Capote didn’t have children himself, though if he had, they would likely have attended the Grace Church School on Hicks Street and Grace Court. Located behind a bright-red door adjacent to the landmarked Episcopal church, the school is known as “the oldest preschool in Brooklyn.” And until recently, for as long as anyone in the neighborhood could remember, the school was run by Hope Prosky, who was something of an original fixture herself. Over the course of her 37-year tenure, Prosky gently encouraged generations of Brooklyn Heights children to “expand the cocoon of the little world of home to include and trust in the community.” So familial was the environment that a good number of graduates returned with their own broods to partake in the same whimsical traditions they had as kids: the Japanese Kite festival, the annual Holiday Sing. Of course, New York being New York, many families also left, making room for new families, who paid ever-higher prices for the same handful of properties. But even as the bankers got more bankerly and the wives got more fashionable, the neighborhood remained much the same. Insulated by its status as a historic district, it was unable to grow up, only out, and this Peter Pan quality was part of its charm for transplants from places like Manhattan. To them, Prosky and the fellow teachers at Grace Church — who played “Oh! Susanna” on guitars and dressed up as Pilgrims every year on Thanksgiving — were exemplars of the kind of authenticity they sought in moving to Brooklyn in the first place. “It was this sweet neighborhood school with this kind of loosey-goosey atmosphere,” recalls one.

Then one morning in 2015, one of the school’s 3-year-old charges walked several blocks to her home, surprising her parents, and loosey-goosey started to seem like a liability.

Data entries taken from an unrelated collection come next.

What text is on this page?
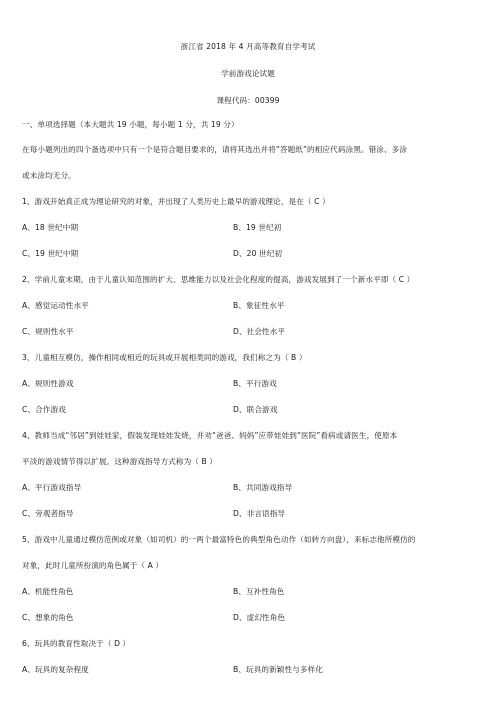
浙江省 2018 年 4 月高等教育自学考试
学前游戏论试题
课程代码：00399
一、单项选择题（本大题共 19 小题，每小题 1 分，共 19 分）
在每小题列出的四个备选项中只有一个是符合题目要求的，请将其选出并将“答题纸”的相应代码涂黑。错涂、多涂
或未涂均无分。
1、游戏开始真正成为理论研究的对象，并出现了人类历史上最早的游戏理论，是在（ C ）
A、18 世纪中期	B、19 世纪初
C、19 世纪中期	D、20 世纪初
2、学前儿童末期，由于儿童认知范围的扩大、思维能力以及社会化程度的提高，游戏发展到了一个新水平即（ C ）
A、感觉运动性水平	B、象征性水平
C、规则性水平	D、社会性水平
3、儿童相互模仿，操作相同或相近的玩具或开展相类同的游戏，我们称之为（ B ）
A、规则性游戏	B、平行游戏
C、合作游戏	D、联合游戏
4、教师当成“邻居”到娃娃家，假装发现娃娃发烧，并劝“爸爸、妈妈”应带娃娃到“医院”看病或请医生，使原本
平淡的游戏情节得以扩展。这种游戏指导方式称为（ B ）
A、平行游戏指导	B、共同游戏指导
C、旁观者指导	D、非言语指导
5、游戏中儿童通过模仿范例或对象（如司机）的一两个最富特色的典型角色动作（如转方向盘），来标志他所模仿的
对象，此时儿童所扮演的角色属于（ A ）
A、机能性角色	B、互补性角色
C、想象的角色	D、虚幻性角色
6、玩具的教育性取决于（ D ）
A、玩具的复杂程度	B、玩具的新颖性与多样化
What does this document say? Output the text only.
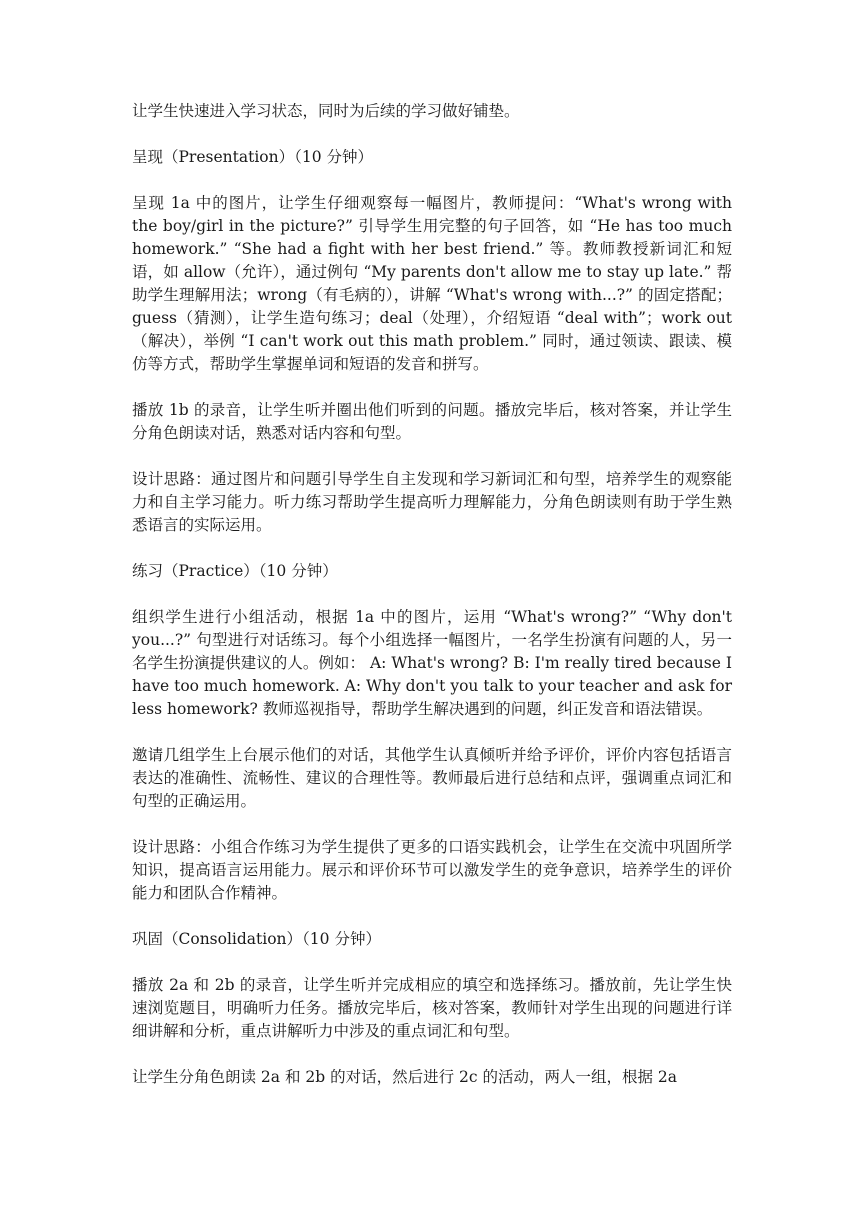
让学生快速进入学习状态，同时为后续的学习做好铺垫。

呈现（Presentation）（10 分钟）

呈现 1a 中的图片，让学生仔细观察每一幅图片，教师提问：“What's wrong with the boy/girl in the picture?” 引导学生用完整的句子回答，如 “He has too much homework.” “She had a fight with her best friend.” 等。教师教授新词汇和短语，如 allow（允许），通过例句 “My parents don't allow me to stay up late.” 帮助学生理解用法；wrong（有毛病的），讲解 “What's wrong with...?” 的固定搭配；guess（猜测），让学生造句练习；deal（处理），介绍短语 “deal with”；work out（解决），举例 “I can't work out this math problem.” 同时，通过领读、跟读、模仿等方式，帮助学生掌握单词和短语的发音和拼写。

播放 1b 的录音，让学生听并圈出他们听到的问题。播放完毕后，核对答案，并让学生分角色朗读对话，熟悉对话内容和句型。

设计思路：通过图片和问题引导学生自主发现和学习新词汇和句型，培养学生的观察能力和自主学习能力。听力练习帮助学生提高听力理解能力，分角色朗读则有助于学生熟悉语言的实际运用。

练习（Practice）（10 分钟）

组织学生进行小组活动，根据 1a 中的图片，运用 “What's wrong?” “Why don't you...?” 句型进行对话练习。每个小组选择一幅图片，一名学生扮演有问题的人，另一名学生扮演提供建议的人。例如： A: What's wrong? B: I'm really tired because I have too much homework. A: Why don't you talk to your teacher and ask for less homework? 教师巡视指导，帮助学生解决遇到的问题，纠正发音和语法错误。

邀请几组学生上台展示他们的对话，其他学生认真倾听并给予评价，评价内容包括语言表达的准确性、流畅性、建议的合理性等。教师最后进行总结和点评，强调重点词汇和句型的正确运用。

设计思路：小组合作练习为学生提供了更多的口语实践机会，让学生在交流中巩固所学知识，提高语言运用能力。展示和评价环节可以激发学生的竞争意识，培养学生的评价能力和团队合作精神。

巩固（Consolidation）（10 分钟）

播放 2a 和 2b 的录音，让学生听并完成相应的填空和选择练习。播放前，先让学生快速浏览题目，明确听力任务。播放完毕后，核对答案，教师针对学生出现的问题进行详细讲解和分析，重点讲解听力中涉及的重点词汇和句型。

让学生分角色朗读 2a 和 2b 的对话，然后进行 2c 的活动，两人一组，根据 2a
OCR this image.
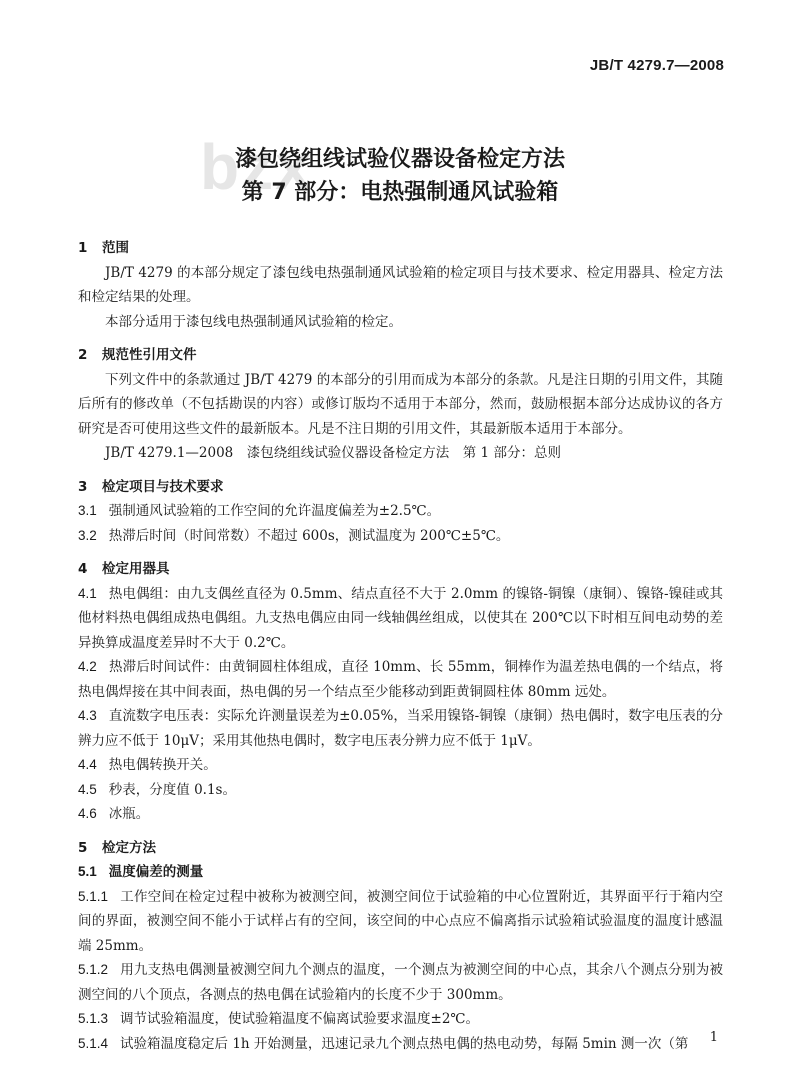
JB/T 4279.7—2008
bzx
漆包绕组线试验仪器设备检定方法
第 7 部分：电热强制通风试验箱
1 范围
JB/T 4279 的本部分规定了漆包线电热强制通风试验箱的检定项目与技术要求、检定用器具、检定方法和检定结果的处理。
本部分适用于漆包线电热强制通风试验箱的检定。
2 规范性引用文件
下列文件中的条款通过 JB/T 4279 的本部分的引用而成为本部分的条款。凡是注日期的引用文件，其随后所有的修改单（不包括勘误的内容）或修订版均不适用于本部分，然而，鼓励根据本部分达成协议的各方研究是否可使用这些文件的最新版本。凡是不注日期的引用文件，其最新版本适用于本部分。
JB/T 4279.1—2008　漆包绕组线试验仪器设备检定方法　第 1 部分：总则
3 检定项目与技术要求
3.1 强制通风试验箱的工作空间的允许温度偏差为±2.5℃。
3.2 热滞后时间（时间常数）不超过 600s，测试温度为 200℃±5℃。
4 检定用器具
4.1 热电偶组：由九支偶丝直径为 0.5mm、结点直径不大于 2.0mm 的镍铬-铜镍（康铜）、镍铬-镍硅或其他材料热电偶组成热电偶组。九支热电偶应由同一线轴偶丝组成，以使其在 200℃以下时相互间电动势的差异换算成温度差异时不大于 0.2℃。
4.2 热滞后时间试件：由黄铜圆柱体组成，直径 10mm、长 55mm，铜棒作为温差热电偶的一个结点，将热电偶焊接在其中间表面，热电偶的另一个结点至少能移动到距黄铜圆柱体 80mm 远处。
4.3 直流数字电压表：实际允许测量误差为±0.05%，当采用镍铬-铜镍（康铜）热电偶时，数字电压表的分辨力应不低于 10μV；采用其他热电偶时，数字电压表分辨力应不低于 1μV。
4.4 热电偶转换开关。
4.5 秒表，分度值 0.1s。
4.6 冰瓶。
5 检定方法
5.1 温度偏差的测量
5.1.1 工作空间在检定过程中被称为被测空间，被测空间位于试验箱的中心位置附近，其界面平行于箱内空间的界面，被测空间不能小于试样占有的空间，该空间的中心点应不偏离指示试验箱试验温度的温度计感温端 25mm。
5.1.2 用九支热电偶测量被测空间九个测点的温度，一个测点为被测空间的中心点，其余八个测点分别为被测空间的八个顶点，各测点的热电偶在试验箱内的长度不少于 300mm。
5.1.3 调节试验箱温度，使试验箱温度不偏离试验要求温度±2℃。
5.1.4 试验箱温度稳定后 1h 开始测量，迅速记录九个测点热电偶的热电动势，每隔 5min 测一次（第	1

Not long after, Prosky announced her retirement and the rector of the church, which oversees the school, met with the Grace Church School Advisory Board, a volunteer body made up of parents and members of the church, and formed a search committee to find her replacement. Under Prosky, Grace Church had functioned as a “glorified playgroup,” as one parent put it. The children pressed leaves into paper, explored textures, and danced the Wiggle Worm. The atmosphere had often been compared to a “warm bubble bath,” and while this was lovely, there were some who felt the school could turn up the temperature a notch. The ideal director, the board noted in its advertisement, would “embrace our traditions” while being “informed and guided by current research regarding best practice in the 21st century.”